No, this is about Go functioning as an Erlang node using the Erlang node communication protocol, and my objection is precisely that this is not using "different layers of approaches"; it is simply smashing one model up against another without an intervening layer, which is likely to produce unhappy consequences on both sides. You need an intervening layer between Go and Erlang because despite their superficial similarities, they are very different.

You can not do Erlang-style communication with Go processes. The channel-process id gulf is fairly large (though potentially crossable in Go if you just throw away a great deal of the style of the language and really jam in the idea that channels are instead untyped channels for which only one goroutine will receive, every clause of which is false at the language level and you will be enforcing it strictly manually), and the synchronous-asynchronous barrier is effectively uncrossable. If you try to program Erlang in Go, Go will deadlock. Frequently. (Although if you are foolish enough to try to simulate it with extensive use of buffered channels, it will only deadlock "frequently" in production, rather than in testing. Buffered channels are still synchronous, in the end.)

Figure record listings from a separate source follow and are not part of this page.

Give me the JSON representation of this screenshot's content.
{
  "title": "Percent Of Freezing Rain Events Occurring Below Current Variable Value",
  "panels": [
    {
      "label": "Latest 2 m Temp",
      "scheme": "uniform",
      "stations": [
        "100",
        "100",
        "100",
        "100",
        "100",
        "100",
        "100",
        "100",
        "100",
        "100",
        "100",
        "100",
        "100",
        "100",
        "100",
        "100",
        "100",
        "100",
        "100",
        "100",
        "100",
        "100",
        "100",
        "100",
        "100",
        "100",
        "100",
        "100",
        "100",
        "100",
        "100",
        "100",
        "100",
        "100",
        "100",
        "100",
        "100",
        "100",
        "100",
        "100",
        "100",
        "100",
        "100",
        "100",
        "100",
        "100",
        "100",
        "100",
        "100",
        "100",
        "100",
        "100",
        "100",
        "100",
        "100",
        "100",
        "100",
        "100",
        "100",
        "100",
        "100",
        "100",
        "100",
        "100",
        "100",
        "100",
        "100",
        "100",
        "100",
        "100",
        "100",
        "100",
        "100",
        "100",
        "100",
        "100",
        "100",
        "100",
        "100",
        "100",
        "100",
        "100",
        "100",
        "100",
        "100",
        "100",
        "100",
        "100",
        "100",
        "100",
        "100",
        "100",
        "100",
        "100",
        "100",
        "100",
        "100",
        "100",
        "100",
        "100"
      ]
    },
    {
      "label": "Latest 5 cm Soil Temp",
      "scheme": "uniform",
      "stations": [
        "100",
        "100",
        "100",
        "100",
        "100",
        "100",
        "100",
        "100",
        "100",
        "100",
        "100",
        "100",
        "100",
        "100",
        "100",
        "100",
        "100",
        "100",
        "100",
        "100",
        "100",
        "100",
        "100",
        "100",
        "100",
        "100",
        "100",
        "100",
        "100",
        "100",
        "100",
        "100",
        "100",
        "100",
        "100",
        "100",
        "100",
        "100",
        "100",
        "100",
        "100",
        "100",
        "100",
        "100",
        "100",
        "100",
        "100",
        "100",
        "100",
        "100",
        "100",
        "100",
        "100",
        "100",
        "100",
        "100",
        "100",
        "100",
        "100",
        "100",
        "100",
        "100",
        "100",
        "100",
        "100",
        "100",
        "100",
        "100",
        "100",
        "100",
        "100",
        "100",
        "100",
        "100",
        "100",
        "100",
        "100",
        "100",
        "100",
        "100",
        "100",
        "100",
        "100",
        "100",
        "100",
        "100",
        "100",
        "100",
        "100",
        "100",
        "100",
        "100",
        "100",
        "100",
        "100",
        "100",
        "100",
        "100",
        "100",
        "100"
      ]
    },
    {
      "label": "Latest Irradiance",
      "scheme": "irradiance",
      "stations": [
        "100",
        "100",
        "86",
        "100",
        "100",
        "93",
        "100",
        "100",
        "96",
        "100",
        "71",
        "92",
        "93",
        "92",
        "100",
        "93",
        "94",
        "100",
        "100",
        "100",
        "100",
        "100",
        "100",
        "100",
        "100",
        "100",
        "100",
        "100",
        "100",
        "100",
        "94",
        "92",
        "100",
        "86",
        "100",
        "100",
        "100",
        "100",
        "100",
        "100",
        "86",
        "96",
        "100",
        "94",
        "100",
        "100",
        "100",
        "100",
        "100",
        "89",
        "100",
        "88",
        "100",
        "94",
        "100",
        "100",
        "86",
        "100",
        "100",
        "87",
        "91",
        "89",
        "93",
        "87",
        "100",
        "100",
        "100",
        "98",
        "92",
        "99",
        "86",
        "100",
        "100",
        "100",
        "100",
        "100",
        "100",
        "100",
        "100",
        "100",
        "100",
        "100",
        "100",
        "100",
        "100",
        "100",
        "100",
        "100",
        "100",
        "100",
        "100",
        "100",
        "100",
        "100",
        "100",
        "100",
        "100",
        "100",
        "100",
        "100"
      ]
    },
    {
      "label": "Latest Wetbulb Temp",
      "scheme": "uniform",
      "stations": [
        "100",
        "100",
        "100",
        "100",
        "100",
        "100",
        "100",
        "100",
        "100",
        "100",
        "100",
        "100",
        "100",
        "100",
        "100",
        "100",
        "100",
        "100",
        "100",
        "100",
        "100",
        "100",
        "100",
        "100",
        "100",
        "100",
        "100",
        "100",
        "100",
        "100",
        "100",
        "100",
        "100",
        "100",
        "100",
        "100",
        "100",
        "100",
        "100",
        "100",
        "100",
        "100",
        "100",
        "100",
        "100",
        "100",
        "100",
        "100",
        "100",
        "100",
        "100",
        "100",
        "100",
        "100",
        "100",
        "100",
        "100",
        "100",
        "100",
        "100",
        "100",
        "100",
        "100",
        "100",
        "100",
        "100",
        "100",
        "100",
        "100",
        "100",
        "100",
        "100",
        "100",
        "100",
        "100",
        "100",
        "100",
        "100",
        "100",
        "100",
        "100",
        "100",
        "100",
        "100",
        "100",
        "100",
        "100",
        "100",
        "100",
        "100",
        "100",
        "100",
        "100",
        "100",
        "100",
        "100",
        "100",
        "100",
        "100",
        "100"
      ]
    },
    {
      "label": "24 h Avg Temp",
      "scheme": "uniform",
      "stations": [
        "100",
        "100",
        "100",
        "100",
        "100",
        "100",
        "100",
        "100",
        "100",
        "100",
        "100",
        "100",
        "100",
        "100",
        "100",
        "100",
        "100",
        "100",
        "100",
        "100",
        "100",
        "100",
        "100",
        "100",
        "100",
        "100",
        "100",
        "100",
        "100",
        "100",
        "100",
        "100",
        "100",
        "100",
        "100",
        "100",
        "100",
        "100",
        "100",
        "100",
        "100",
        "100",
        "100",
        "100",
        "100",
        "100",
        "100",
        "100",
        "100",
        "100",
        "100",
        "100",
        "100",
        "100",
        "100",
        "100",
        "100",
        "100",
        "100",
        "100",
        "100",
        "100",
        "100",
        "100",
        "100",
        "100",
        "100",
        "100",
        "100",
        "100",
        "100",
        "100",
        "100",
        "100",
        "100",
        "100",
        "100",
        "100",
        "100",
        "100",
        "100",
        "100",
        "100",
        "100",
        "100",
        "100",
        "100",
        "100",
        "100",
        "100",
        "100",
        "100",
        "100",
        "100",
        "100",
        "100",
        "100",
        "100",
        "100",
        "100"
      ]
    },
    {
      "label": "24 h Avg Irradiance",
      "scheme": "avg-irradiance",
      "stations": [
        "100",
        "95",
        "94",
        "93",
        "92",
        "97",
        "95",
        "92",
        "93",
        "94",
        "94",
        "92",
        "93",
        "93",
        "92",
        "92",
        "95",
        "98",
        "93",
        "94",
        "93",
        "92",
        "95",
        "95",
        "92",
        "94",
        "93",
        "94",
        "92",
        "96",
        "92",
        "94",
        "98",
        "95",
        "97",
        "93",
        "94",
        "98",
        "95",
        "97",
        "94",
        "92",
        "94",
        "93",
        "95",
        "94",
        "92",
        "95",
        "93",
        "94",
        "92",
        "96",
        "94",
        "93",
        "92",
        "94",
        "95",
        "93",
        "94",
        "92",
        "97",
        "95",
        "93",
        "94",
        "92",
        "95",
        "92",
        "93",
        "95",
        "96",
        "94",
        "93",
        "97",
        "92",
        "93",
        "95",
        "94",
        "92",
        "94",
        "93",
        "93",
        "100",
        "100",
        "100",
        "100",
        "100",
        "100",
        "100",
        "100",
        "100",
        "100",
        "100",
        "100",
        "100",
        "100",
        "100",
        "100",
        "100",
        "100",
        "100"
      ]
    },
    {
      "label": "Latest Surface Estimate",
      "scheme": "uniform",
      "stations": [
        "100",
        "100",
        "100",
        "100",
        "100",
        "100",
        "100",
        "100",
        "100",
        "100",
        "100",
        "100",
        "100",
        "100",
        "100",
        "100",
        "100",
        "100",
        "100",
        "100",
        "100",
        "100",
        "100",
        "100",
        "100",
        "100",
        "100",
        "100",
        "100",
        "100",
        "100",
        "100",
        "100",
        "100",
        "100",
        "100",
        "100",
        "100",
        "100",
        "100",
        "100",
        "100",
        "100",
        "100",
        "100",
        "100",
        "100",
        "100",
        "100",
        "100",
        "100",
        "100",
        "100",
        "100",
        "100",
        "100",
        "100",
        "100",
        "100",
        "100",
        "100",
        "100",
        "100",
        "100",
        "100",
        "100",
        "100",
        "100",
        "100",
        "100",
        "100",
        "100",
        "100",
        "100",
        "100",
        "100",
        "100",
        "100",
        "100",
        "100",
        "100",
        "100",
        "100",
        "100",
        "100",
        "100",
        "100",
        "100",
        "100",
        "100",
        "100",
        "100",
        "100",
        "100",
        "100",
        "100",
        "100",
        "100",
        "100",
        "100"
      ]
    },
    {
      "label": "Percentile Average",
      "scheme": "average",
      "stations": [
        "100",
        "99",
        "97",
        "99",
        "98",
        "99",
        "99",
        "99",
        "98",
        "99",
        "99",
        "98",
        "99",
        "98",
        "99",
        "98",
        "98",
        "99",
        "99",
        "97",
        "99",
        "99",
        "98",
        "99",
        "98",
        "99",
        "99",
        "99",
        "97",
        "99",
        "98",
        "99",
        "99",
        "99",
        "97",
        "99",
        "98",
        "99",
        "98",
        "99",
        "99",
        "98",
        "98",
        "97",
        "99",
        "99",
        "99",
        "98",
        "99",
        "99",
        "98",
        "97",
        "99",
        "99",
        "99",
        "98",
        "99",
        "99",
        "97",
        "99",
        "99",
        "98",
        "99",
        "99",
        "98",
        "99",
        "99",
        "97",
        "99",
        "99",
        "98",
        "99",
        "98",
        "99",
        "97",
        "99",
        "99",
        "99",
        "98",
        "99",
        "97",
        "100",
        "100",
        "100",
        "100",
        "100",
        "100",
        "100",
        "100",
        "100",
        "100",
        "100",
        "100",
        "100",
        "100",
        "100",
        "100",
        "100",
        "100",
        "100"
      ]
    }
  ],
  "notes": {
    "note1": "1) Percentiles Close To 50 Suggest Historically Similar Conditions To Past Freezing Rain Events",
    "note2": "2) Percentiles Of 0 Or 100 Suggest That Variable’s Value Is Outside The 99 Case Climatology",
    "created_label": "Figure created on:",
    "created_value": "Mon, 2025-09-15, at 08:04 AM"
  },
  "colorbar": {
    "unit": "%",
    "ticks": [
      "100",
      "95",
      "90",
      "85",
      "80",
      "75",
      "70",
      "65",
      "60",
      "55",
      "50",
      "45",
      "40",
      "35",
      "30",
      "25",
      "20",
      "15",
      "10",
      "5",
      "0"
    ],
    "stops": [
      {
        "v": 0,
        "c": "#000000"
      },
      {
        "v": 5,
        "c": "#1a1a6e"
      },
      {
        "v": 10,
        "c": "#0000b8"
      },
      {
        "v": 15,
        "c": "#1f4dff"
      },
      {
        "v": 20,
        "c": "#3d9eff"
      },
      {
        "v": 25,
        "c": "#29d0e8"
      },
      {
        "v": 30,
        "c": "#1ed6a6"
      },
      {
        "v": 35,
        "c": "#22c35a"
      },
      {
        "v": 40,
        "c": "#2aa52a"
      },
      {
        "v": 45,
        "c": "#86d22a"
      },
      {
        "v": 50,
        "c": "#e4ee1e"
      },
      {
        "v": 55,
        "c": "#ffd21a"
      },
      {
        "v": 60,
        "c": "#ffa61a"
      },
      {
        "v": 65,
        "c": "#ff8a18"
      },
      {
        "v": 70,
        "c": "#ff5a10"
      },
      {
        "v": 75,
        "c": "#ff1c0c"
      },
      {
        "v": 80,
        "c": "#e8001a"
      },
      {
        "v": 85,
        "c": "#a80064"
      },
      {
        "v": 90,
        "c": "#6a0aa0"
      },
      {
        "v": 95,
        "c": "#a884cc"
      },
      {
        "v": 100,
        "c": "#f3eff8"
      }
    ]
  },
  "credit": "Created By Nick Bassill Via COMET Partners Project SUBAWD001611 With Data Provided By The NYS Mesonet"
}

It may be a useful tool in conjunction with an abstraction layer, but the affordance of using this directly is dangerous.


With what little knowledge I have of erlang, I'd have to agree. However, since go is intended for high concurrency, I wonder if there's some value in creating an OTP style framework. I'd love to see a simple (well, relatively) and robust way to create distributed service in go.


They should have called this project "ergo".